1. Claim your kids: Most families already take advantage of the exemption for dependents, which allows you to deduct $3,700 for each child. But depending on your modified adjusted gross income, some families may also be eligible for an addition $1,000 per child under the age of 17. Working moms and dads should definitely take advantage of the child and dependent care credit. Working parents, as well as anyone who is disabled, in school full-time or looking for a job, can deduct 20 to 35 percent of the costs of childcare. The maximum amount is $3,000 for one child and $6,000 for two.
2. Claim their education: If you have children in college–or if you’re saving for children to attend college–you may be eligible to write off up to $5,000 for those filing singly or $10,000 when married filing jointly. Currently, 34 states allow you to deduct a portion of your contributions to a qualified college savings plans called a 529.
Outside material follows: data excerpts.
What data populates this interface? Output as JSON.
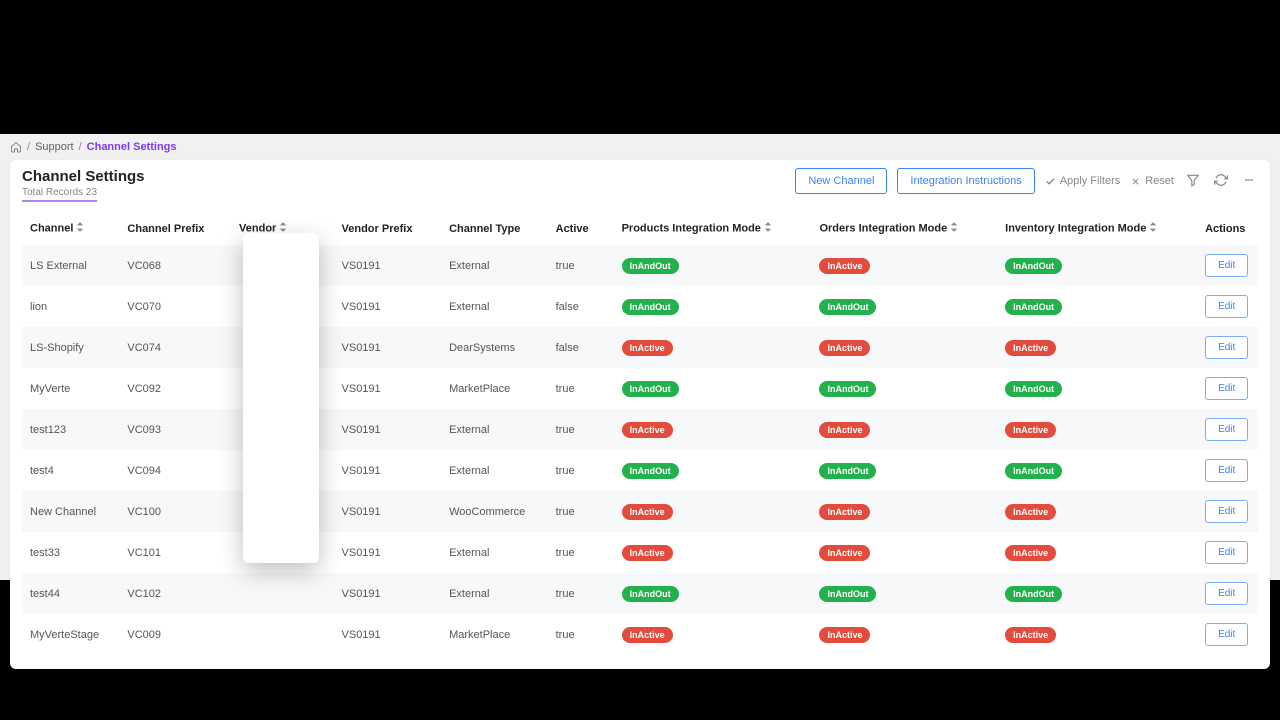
{
  "breadcrumb": {
    "home_label": "Home",
    "support": "Support",
    "current": "Channel Settings"
  },
  "header": {
    "title": "Channel Settings",
    "subtitle": "Total Records 23",
    "new_channel": "New Channel",
    "integration_instructions": "Integration Instructions",
    "apply_filters": "Apply Filters",
    "reset": "Reset"
  },
  "columns": {
    "channel": "Channel",
    "channel_prefix": "Channel Prefix",
    "vendor": "Vendor",
    "vendor_prefix": "Vendor Prefix",
    "channel_type": "Channel Type",
    "active": "Active",
    "products_mode": "Products Integration Mode",
    "orders_mode": "Orders Integration Mode",
    "inventory_mode": "Inventory Integration Mode",
    "actions": "Actions"
  },
  "edit_label": "Edit",
  "badge_labels": {
    "InAndOut": "InAndOut",
    "InActive": "InActive"
  },
  "rows": [
    {
      "channel": "LS External",
      "channel_prefix": "VC068",
      "vendor": "",
      "vendor_prefix": "VS0191",
      "channel_type": "External",
      "active": "true",
      "products": "InAndOut",
      "orders": "InActive",
      "inventory": "InAndOut"
    },
    {
      "channel": "lion",
      "channel_prefix": "VC070",
      "vendor": "",
      "vendor_prefix": "VS0191",
      "channel_type": "External",
      "active": "false",
      "products": "InAndOut",
      "orders": "InAndOut",
      "inventory": "InAndOut"
    },
    {
      "channel": "LS-Shopify",
      "channel_prefix": "VC074",
      "vendor": "",
      "vendor_prefix": "VS0191",
      "channel_type": "DearSystems",
      "active": "false",
      "products": "InActive",
      "orders": "InActive",
      "inventory": "InActive"
    },
    {
      "channel": "MyVerte",
      "channel_prefix": "VC092",
      "vendor": "",
      "vendor_prefix": "VS0191",
      "channel_type": "MarketPlace",
      "active": "true",
      "products": "InAndOut",
      "orders": "InAndOut",
      "inventory": "InAndOut"
    },
    {
      "channel": "test123",
      "channel_prefix": "VC093",
      "vendor": "",
      "vendor_prefix": "VS0191",
      "channel_type": "External",
      "active": "true",
      "products": "InActive",
      "orders": "InActive",
      "inventory": "InActive"
    },
    {
      "channel": "test4",
      "channel_prefix": "VC094",
      "vendor": "",
      "vendor_prefix": "VS0191",
      "channel_type": "External",
      "active": "true",
      "products": "InAndOut",
      "orders": "InAndOut",
      "inventory": "InAndOut"
    },
    {
      "channel": "New Channel",
      "channel_prefix": "VC100",
      "vendor": "",
      "vendor_prefix": "VS0191",
      "channel_type": "WooCommerce",
      "active": "true",
      "products": "InActive",
      "orders": "InActive",
      "inventory": "InActive"
    },
    {
      "channel": "test33",
      "channel_prefix": "VC101",
      "vendor": "",
      "vendor_prefix": "VS0191",
      "channel_type": "External",
      "active": "true",
      "products": "InActive",
      "orders": "InActive",
      "inventory": "InActive"
    },
    {
      "channel": "test44",
      "channel_prefix": "VC102",
      "vendor": "",
      "vendor_prefix": "VS0191",
      "channel_type": "External",
      "active": "true",
      "products": "InAndOut",
      "orders": "InAndOut",
      "inventory": "InAndOut"
    },
    {
      "channel": "MyVerteStage",
      "channel_prefix": "VC009",
      "vendor": "",
      "vendor_prefix": "VS0191",
      "channel_type": "MarketPlace",
      "active": "true",
      "products": "InActive",
      "orders": "InActive",
      "inventory": "InActive"
    }
  ]
}
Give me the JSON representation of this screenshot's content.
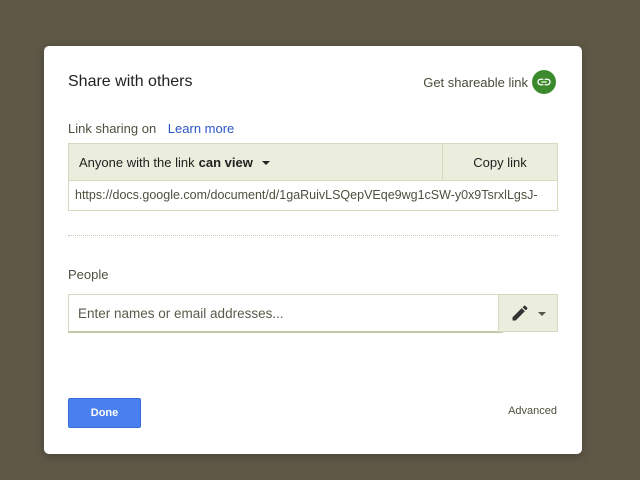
{
  "dialog": {
    "title": "Share with others",
    "get_link_label": "Get shareable link",
    "link_icon": "link-icon",
    "accent_color": "#3c8a2e"
  },
  "link_sharing": {
    "status": "Link sharing on",
    "learn_more": "Learn more",
    "access_prefix": "Anyone with the link",
    "access_level": "can view",
    "copy_label": "Copy link",
    "url": "https://docs.google.com/document/d/1gaRuivLSQepVEqe9wg1cSW-y0x9TsrxlLgsJ-"
  },
  "people": {
    "label": "People",
    "placeholder": "Enter names or email addresses...",
    "permission_icon": "pencil-icon"
  },
  "footer": {
    "done_label": "Done",
    "done_color": "#4a7fef",
    "advanced_label": "Advanced"
  }
}
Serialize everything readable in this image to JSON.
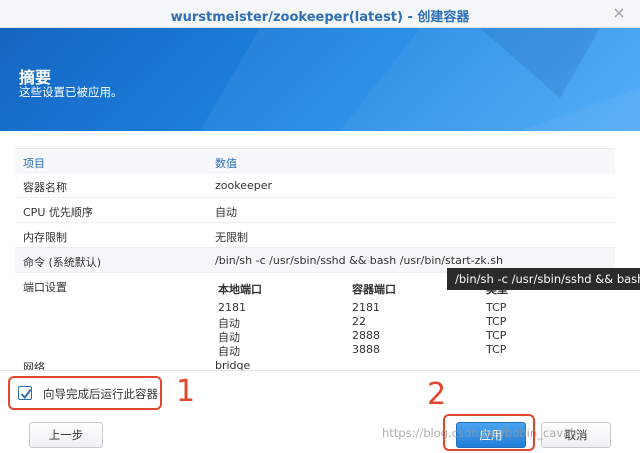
{
  "window": {
    "title": "wurstmeister/zookeeper(latest) - 创建容器",
    "close_glyph": "×"
  },
  "banner": {
    "heading": "摘要",
    "subtitle": "这些设置已被应用。"
  },
  "table": {
    "headers": [
      "项目",
      "数值"
    ],
    "rows": [
      {
        "item": "容器名称",
        "value": "zookeeper"
      },
      {
        "item": "CPU 优先顺序",
        "value": "自动"
      },
      {
        "item": "内存限制",
        "value": "无限制"
      },
      {
        "item": "命令 (系统默认)",
        "value": "/bin/sh -c /usr/sbin/sshd && bash /usr/bin/start-zk.sh"
      }
    ],
    "ports": {
      "item": "端口设置",
      "headers": [
        "本地端口",
        "容器端口",
        "类型"
      ],
      "rows": [
        [
          "2181",
          "2181",
          "TCP"
        ],
        [
          "自动",
          "22",
          "TCP"
        ],
        [
          "自动",
          "2888",
          "TCP"
        ],
        [
          "自动",
          "3888",
          "TCP"
        ]
      ]
    },
    "network": {
      "item": "网络",
      "value": "bridge"
    }
  },
  "tooltip": "/bin/sh -c /usr/sbin/sshd && bash",
  "footer": {
    "checkbox_label": "向导完成后运行此容器",
    "checkbox_checked": true,
    "prev_button": "上一步",
    "apply_button": "应用",
    "cancel_button": "取消"
  },
  "annotations": {
    "one": "1",
    "two": "2"
  },
  "watermark": "https://blog.csdn.net/bobin_cavalry",
  "colors": {
    "accent": "#2d6fb5",
    "annotation": "#e2462c",
    "banner": "#1e88e5"
  }
}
3. Claim your charitable giving: Don’t gripe about all the PTA solicitations for cash. Instead, write them off! I didn’t know it until I read this article, but writing a check to the PTA counts as charitable giving as long as the PTA is registered as a non-profit. The next time you clean out your closets and drop a load off at your local Salvation Army, be sure to assign a value to every item. It’s all deductible.
4. Claim any special needs: Parents raising children with special needs get a break–Uncle Sam allows the medical-expense deduction. If you spend more than 7.5 percent of your adjusted gross income on school or therapy for a child with special needs, you may qualify.